The 2025 Reconciliation Law authorized the Rural Health Transformation, or RHT, Program, which is intended to strengthen and modernize healthcare in rural communities. Through the RHT Program, $50 billion in federal grants will be distributed over five years, with $10 billion available in each of federal fiscal years 2026 through 2030, which may partially offset Medicaid spending reductions expected as a result of the 2025 Reconciliation Law as described herein, although the magnitude of such grants will be far less than the anticipated Medicaid spending reductions. In December 2025, CMS announced that all 50 states will receive awards under the RHT Program. Providers may be granted subcontracts or subawards and providers could receive payments for healthcare items and services, subject to funding policies and limitations. All funds must be spent before October 1, 2032.
Reimbursement by government programs may be affected by broad shifts in payment policy. For example, recent changes related to the 340B Drug Pricing Program have implications for all hospitals reimbursed under the outpatient PPS, including those, like ours, that do not participate in the program. In 2018, CMS implemented a payment policy that reduced Medicare payments for 340B hospitals for most drugs obtained at 340B-discounted rates and that resulted in increased payments for non-340B hospitals. In June 2022, the U.S. Supreme Court, in American Hospital Association v. Becerra , invalidated past payment cuts for hospitals participating in the 340B Drug Pricing Program.
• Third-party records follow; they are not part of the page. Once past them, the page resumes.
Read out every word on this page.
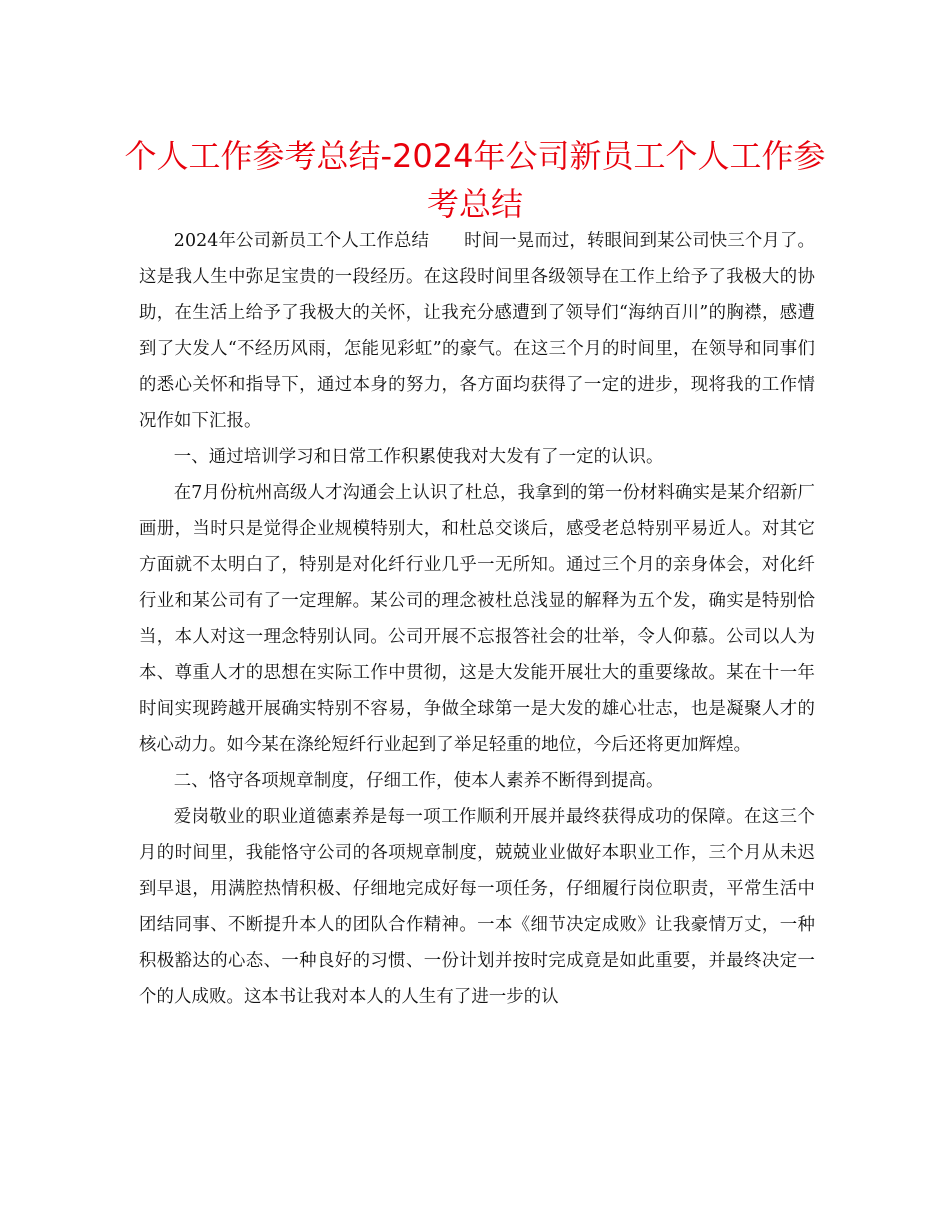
个人工作参考总结-2024年公司新员工个人工作参考总结

2024年公司新员工个人工作总结　　时间一晃而过，转眼间到某公司快三个月了。这是我人生中弥足宝贵的一段经历。在这段时间里各级领导在工作上给予了我极大的协助，在生活上给予了我极大的关怀，让我充分感遭到了领导们“海纳百川”的胸襟，感遭到了大发人“不经历风雨，怎能见彩虹”的豪气。在这三个月的时间里，在领导和同事们的悉心关怀和指导下，通过本身的努力，各方面均获得了一定的进步，现将我的工作情况作如下汇报。

一、通过培训学习和日常工作积累使我对大发有了一定的认识。

在7月份杭州高级人才沟通会上认识了杜总，我拿到的第一份材料确实是某介绍新厂画册，当时只是觉得企业规模特别大，和杜总交谈后，感受老总特别平易近人。对其它方面就不太明白了，特别是对化纤行业几乎一无所知。通过三个月的亲身体会，对化纤行业和某公司有了一定理解。某公司的理念被杜总浅显的解释为五个发，确实是特别恰当，本人对这一理念特别认同。公司开展不忘报答社会的壮举，令人仰慕。公司以人为本、尊重人才的思想在实际工作中贯彻，这是大发能开展壮大的重要缘故。某在十一年时间实现跨越开展确实特别不容易，争做全球第一是大发的雄心壮志，也是凝聚人才的核心动力。如今某在涤纶短纤行业起到了举足轻重的地位，今后还将更加辉煌。

二、恪守各项规章制度，仔细工作，使本人素养不断得到提高。

爱岗敬业的职业道德素养是每一项工作顺利开展并最终获得成功的保障。在这三个月的时间里，我能恪守公司的各项规章制度，兢兢业业做好本职业工作，三个月从未迟到早退，用满腔热情积极、仔细地完成好每一项任务，仔细履行岗位职责，平常生活中团结同事、不断提升本人的团队合作精神。一本《细节决定成败》让我豪情万丈，一种积极豁达的心态、一种良好的习惯、一份计划并按时完成竟是如此重要，并最终决定一个的人成败。这本书让我对本人的人生有了进一步的认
In light of the U.S. Supreme Court decision and to achieve budget neutrality, CMS reduced payment rates for non-drug services under the outpatient PPS for calendar year 2023, and lump sum payments were distributed to affected 340B providers as the remedy for calendar years 2018 through 2022. This reduction to payment rates adversely affected our results for the nine months ended September 30, 2025. Moreover, in order to comply with budget neutrality requirements, HHS finalized a corresponding offset in future non-drug item and service payments for all outpatient PPS providers (except new providers) that will reduce the outpatient PPS conversion factor by 0.5% annually until the past invalidated payments are offset. This 0.5% reduction began in calendar year 2026 and was expected to continue for approximately 16 years, but CMS has indicated that it may accelerate this timeline by implementing a larger reduction beginning in calendar year 2027. We anticipate that the reduction to the outpatient PPS conversion factor will impact our results.
Sources of Revenue
The following table presents the approximate percentages of net operating revenues by payor source for the periods indicated. The data for the periods presented are not strictly comparable due to the effect that businesses acquired, sold, closed or opened during each of the respective periods, as applicable, have had on these statistics.
Year Ended December 31,
Medicare
Medicare Managed Care
Medicaid
Managed Care and other third-party payors
Self-pay
Total
As shown above, we receive a substantial portion of our revenues from the Medicare, Medicare Managed Care and Medicaid programs. Included in Managed Care and other third-party payors is net operating revenues from insurance companies with which we have insurance provider contracts, insurance companies for which we do not have insurance provider contracts, workers’ compensation carriers and non-patient service revenue, such as gain (loss) on investments, rental income and cafeteria sales. We generally expect the portion of revenues received from the Medicare and Medicare Managed Care programs to increase over the long-term due to the general aging of the population and other factors. The general trend toward increased enrollment in Medicare Managed Care and Medicaid managed care programs, which has slowed or reversed in some cases in recent years, may adversely affect our net operating revenues. We may also be impacted by regulatory requirements imposed on insurers, such as minimum medical-loss ratios and specific benefit requirements. Furthermore, in the normal course of business, managed care programs, insurance companies and employers actively negotiate the amounts paid to hospitals. Our relationships with payors may be impacted by policy developments such as price initiatives and out-of-network billing restrictions, including those in the No Surprises Act. There can be no assurance that we will retain our existing reimbursement arrangements or that third-party payors will not attempt to further reduce the rates they pay for our services. The revenues we receive and our relationships with payors are also expected to be impacted by the 2025 Reconciliation Law, which includes healthcare policy changes that are expected to decrease access to health insurance and result in significant cuts to federal healthcare spending.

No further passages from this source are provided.